For those who prefer their papers in peach, it is a great luxury to wander through the Financial Times Weekend edition. A front-page story, “Italian birth rate hits lowest level since 1861 as cash incentives fail to deliver,” is a sobering account from Rome and London reporters: “Fewer than 400,000 babies were born in Italy last year, the fewest since the 1861 reunification of the country, highlighting worsening demographic dynamics for an economy already under strain.“ They note that “Italy is not alone among advanced economies in seeing fertility rates decline to historically low levels.” But not everything is gloomy. An FT opinion column by Philip Georgiadis touts that “Business travel’s resurgence defies Covid-era forecasts.” FT Life & Arts talks of “Boy Trouble, Detoxifying masculinity” and a timely House & Home feature “Off grid and on trend” talks about how “advances in technology mean it is possible to build energy-independent locations without sacrificing lifestyle, aesthetics or architectural ambition.” (Tucked aside for my architect son.)

My leisurely reading was interrupted by a Monday evening USA Today news flash on my iPhone home page, warning “100 days into 2023, Louisville attack marks nation’s 146th mass shooting and 15th mass killing.” Yes, I do touch the screen to learn that “at least four people died and several were injured, including a police officer, after a shooting inside Old National Bank in Louisville, Kentucky.” Four of the 15 mass killings (in which four or more people were killed, not including the shooter) were in public, while most of the rest were family-related, according to a USA TODAY/Associated Press/Northeastern University database tracking the killings. (Disconcertingly, inserted prominently below the story’s lede, is an ad, “Don’t Borrow From the Bank If You Own A Home, Do This Instead (It’s Genius). Learn more.” Hitting the button reveals it’s about Lendgo, a New York refinance program).

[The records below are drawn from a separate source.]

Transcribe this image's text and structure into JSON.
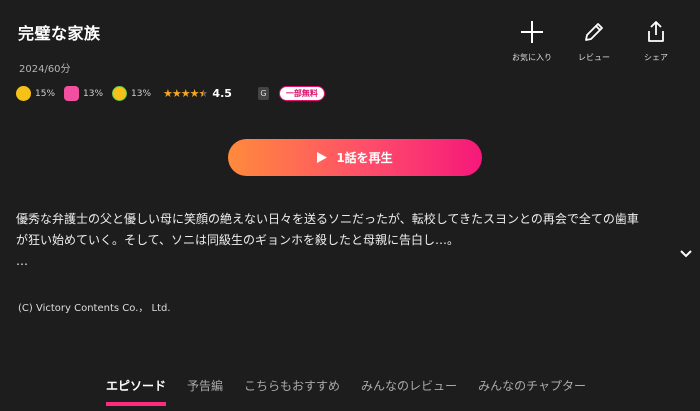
{
  "header": {
    "title": "完璧な家族",
    "meta": "2024/60分"
  },
  "actions": [
    {
      "label": "お気に入り",
      "icon": "plus-icon"
    },
    {
      "label": "レビュー",
      "icon": "pencil-icon"
    },
    {
      "label": "シェア",
      "icon": "share-icon"
    }
  ],
  "stats": {
    "emotions": [
      {
        "icon": "smirk-emoji-icon",
        "percent": "15%"
      },
      {
        "icon": "pink-face-emoji-icon",
        "percent": "13%"
      },
      {
        "icon": "green-face-emoji-icon",
        "percent": "13%"
      }
    ],
    "stars_filled": 4.5,
    "score": "4.5",
    "rating_badge": "G",
    "free_badge": "一部無料"
  },
  "play": {
    "label": "1話を再生"
  },
  "description": {
    "line1": "優秀な弁護士の父と優しい母に笑顔の絶えない日々を送るソニだったが、転校してきたスヨンとの再会で全ての歯車",
    "line2": "が狂い始めていく。そして、ソニは同級生のギョンホを殺したと母親に告白し…。",
    "line3": "…"
  },
  "copyright": "(C) Victory Contents Co.， Ltd.",
  "tabs": [
    {
      "label": "エピソード",
      "active": true
    },
    {
      "label": "予告編",
      "active": false
    },
    {
      "label": "こちらもおすすめ",
      "active": false
    },
    {
      "label": "みんなのレビュー",
      "active": false
    },
    {
      "label": "みんなのチャプター",
      "active": false
    }
  ],
  "colors": {
    "background": "#1d1d1d",
    "accent": "#ff2c7d",
    "star": "#f5a623"
  }
}
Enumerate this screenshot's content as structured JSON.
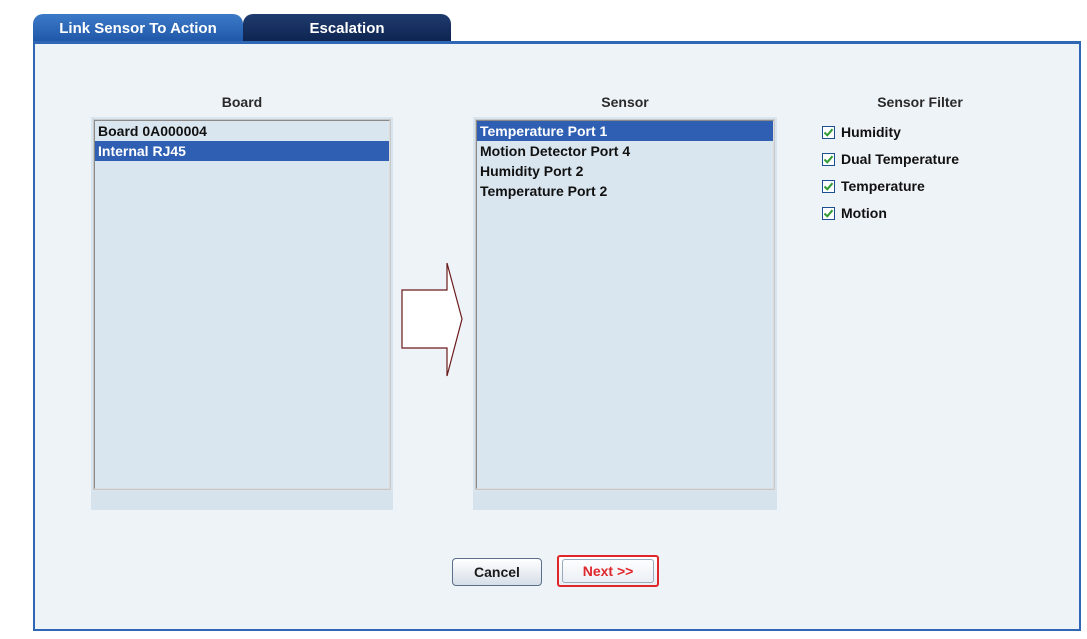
{
  "tabs": [
    {
      "label": "Link Sensor To Action",
      "active": true
    },
    {
      "label": "Escalation",
      "active": false
    }
  ],
  "board": {
    "title": "Board",
    "items": [
      "Board 0A000004",
      "Internal RJ45"
    ],
    "selected": "Internal RJ45"
  },
  "sensor": {
    "title": "Sensor",
    "items": [
      "Temperature Port 1",
      "Motion Detector Port 4",
      "Humidity Port 2",
      "Temperature Port 2"
    ],
    "selected": "Temperature Port 1"
  },
  "filter": {
    "title": "Sensor Filter",
    "items": [
      {
        "label": "Humidity",
        "checked": true
      },
      {
        "label": "Dual Temperature",
        "checked": true
      },
      {
        "label": "Temperature",
        "checked": true
      },
      {
        "label": "Motion",
        "checked": true
      }
    ]
  },
  "buttons": {
    "cancel": "Cancel",
    "next": "Next >>"
  },
  "icons": {
    "arrow": "right-arrow-icon",
    "check": "checkmark-icon"
  },
  "colors": {
    "tab_active": "#2f66b5",
    "tab_inactive": "#0d2450",
    "selection": "#2f5fb3",
    "next_accent": "#e0262a",
    "check_green": "#2f9a2f"
  }
}
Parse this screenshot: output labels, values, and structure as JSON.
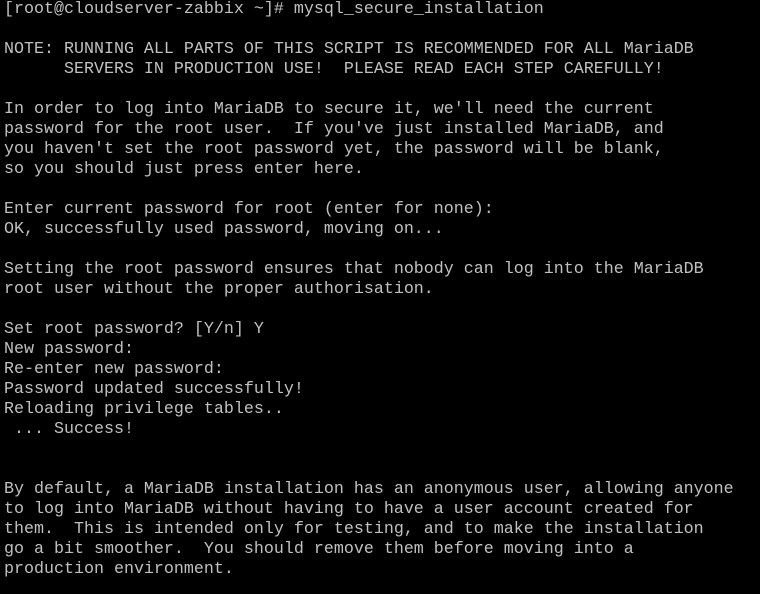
{
  "terminal": {
    "lines": [
      "[root@cloudserver-zabbix ~]# mysql_secure_installation",
      "",
      "NOTE: RUNNING ALL PARTS OF THIS SCRIPT IS RECOMMENDED FOR ALL MariaDB",
      "      SERVERS IN PRODUCTION USE!  PLEASE READ EACH STEP CAREFULLY!",
      "",
      "In order to log into MariaDB to secure it, we'll need the current",
      "password for the root user.  If you've just installed MariaDB, and",
      "you haven't set the root password yet, the password will be blank,",
      "so you should just press enter here.",
      "",
      "Enter current password for root (enter for none):",
      "OK, successfully used password, moving on...",
      "",
      "Setting the root password ensures that nobody can log into the MariaDB",
      "root user without the proper authorisation.",
      "",
      "Set root password? [Y/n] Y",
      "New password:",
      "Re-enter new password:",
      "Password updated successfully!",
      "Reloading privilege tables..",
      " ... Success!",
      "",
      "",
      "By default, a MariaDB installation has an anonymous user, allowing anyone",
      "to log into MariaDB without having to have a user account created for",
      "them.  This is intended only for testing, and to make the installation",
      "go a bit smoother.  You should remove them before moving into a",
      "production environment."
    ]
  },
  "colors": {
    "background": "#000000",
    "foreground": "#c0c0c0"
  }
}
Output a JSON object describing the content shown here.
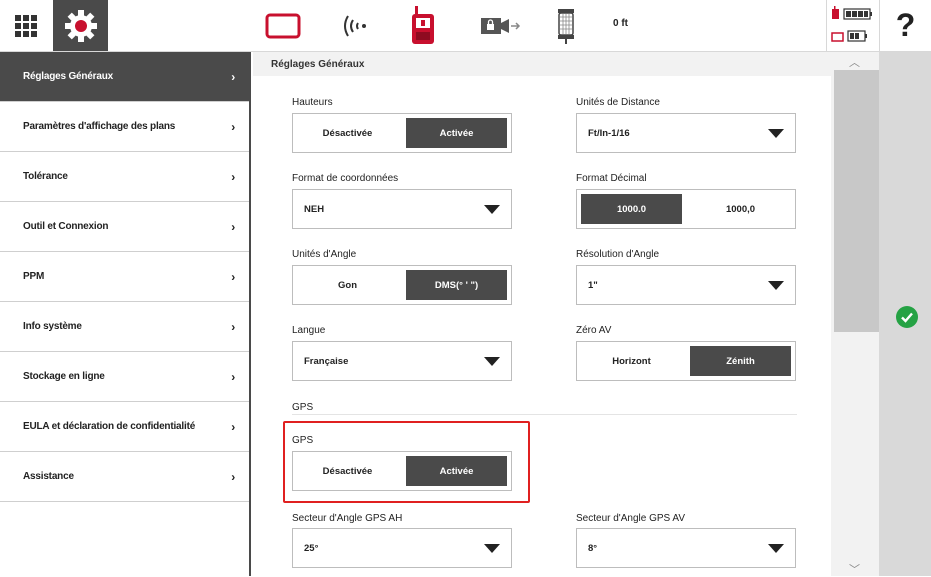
{
  "topbar": {
    "distance": "0 ft",
    "help": "?",
    "icons": [
      "grid-menu-icon",
      "gear-icon",
      "screen-icon",
      "signal-icon",
      "controller-icon",
      "camera-lock-icon",
      "prism-icon"
    ],
    "accent": "#c8102e"
  },
  "sidebar": {
    "items": [
      {
        "label": "Réglages Généraux",
        "active": true
      },
      {
        "label": "Paramètres d'affichage des plans"
      },
      {
        "label": "Tolérance"
      },
      {
        "label": "Outil et Connexion"
      },
      {
        "label": "PPM"
      },
      {
        "label": "Info système"
      },
      {
        "label": "Stockage en ligne"
      },
      {
        "label": "EULA et déclaration de confidentialité"
      },
      {
        "label": "Assistance"
      }
    ]
  },
  "main": {
    "title": "Réglages Généraux",
    "heights": {
      "label": "Hauteurs",
      "off": "Désactivée",
      "on": "Activée",
      "selected": "Activée"
    },
    "distance_unit": {
      "label": "Unités de Distance",
      "value": "Ft/In-1/16"
    },
    "coord_format": {
      "label": "Format de coordonnées",
      "value": "NEH"
    },
    "decimal_format": {
      "label": "Format Décimal",
      "opt1": "1000.0",
      "opt2": "1000,0",
      "selected": "1000.0"
    },
    "angle_unit": {
      "label": "Unités d'Angle",
      "opt1": "Gon",
      "opt2": "DMS(° ' \")",
      "selected": "DMS(° ' \")"
    },
    "angle_res": {
      "label": "Résolution d'Angle",
      "value": "1\""
    },
    "language": {
      "label": "Langue",
      "value": "Française"
    },
    "zero_av": {
      "label": "Zéro AV",
      "opt1": "Horizont",
      "opt2": "Zénith",
      "selected": "Zénith"
    },
    "gps_section": "GPS",
    "gps": {
      "label": "GPS",
      "off": "Désactivée",
      "on": "Activée",
      "selected": "Activée"
    },
    "gps_ah": {
      "label": "Secteur d'Angle GPS AH",
      "value": "25°"
    },
    "gps_av": {
      "label": "Secteur d'Angle GPS AV",
      "value": "8°"
    }
  }
}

The news alert is a reminder that instant information, from deadly shootings to dead-serious gossip, is a crucial part of one’s news and information diet. Like millions of others, I dove into the online coverage to learn more about the shooting from excellent, reliable online news outlets I subscribe to, including the New York Times, Washington Post, Los Angeles Times, and Boston Globe (all behind paywalls; and, yes, it is expensive to be a news junkie), as well as The Hill, a freely accessible news policy site. Turns out the male shooter was a 25-year-old bank employee who livestreamed his rifle shooting rampage and was himself shot dead by police at the scene. In the wee hours of Tuesday, the Louisville shooting attack was high or trending in the news; only the L.A. Times buried it.

The ever-growing assortment of news clippings next to my old MacBook Pro is still there, evergreen with information that I might never see in the quick-paced, quickly packaged online news universe. I actually started in the newspaper business in the mid-70s as a national science reporter, just as typewriters were giving way into then-clunky, often untrustworthy, desktop computers. At the defunct great afternoon newspaper, The Washington Star, I could still watch the printing presses rolling out the latest edition at the plant in southeast Washington DC. After the Star folded, I moved to the The Washington Post and still loved watching the latest edition come off the presses in the old 15th Street building.

But the future of newsprint is fragile. I remember hearing a story some years ago from a colleague who read all of his news online. Before a flight with his young daughter, he bought a newspaper. As they sat down in their seats, the child asked quizzically about the paper in his hands: “Daddy, what’s that?”

After combing through my latest newspapers, the black stains on my finger tips are a reminder that, hopefully, print is here for the immediate future, the elder sibling of the array of online mainstays and upstarts now churning out the moment-by-moment news.

 

Cristine Russell is a freelance science journalist; a senior fellow at the HKS Belfer Center Environment and Natural Resources Program; and a member of the Shorenstein Center advisory board.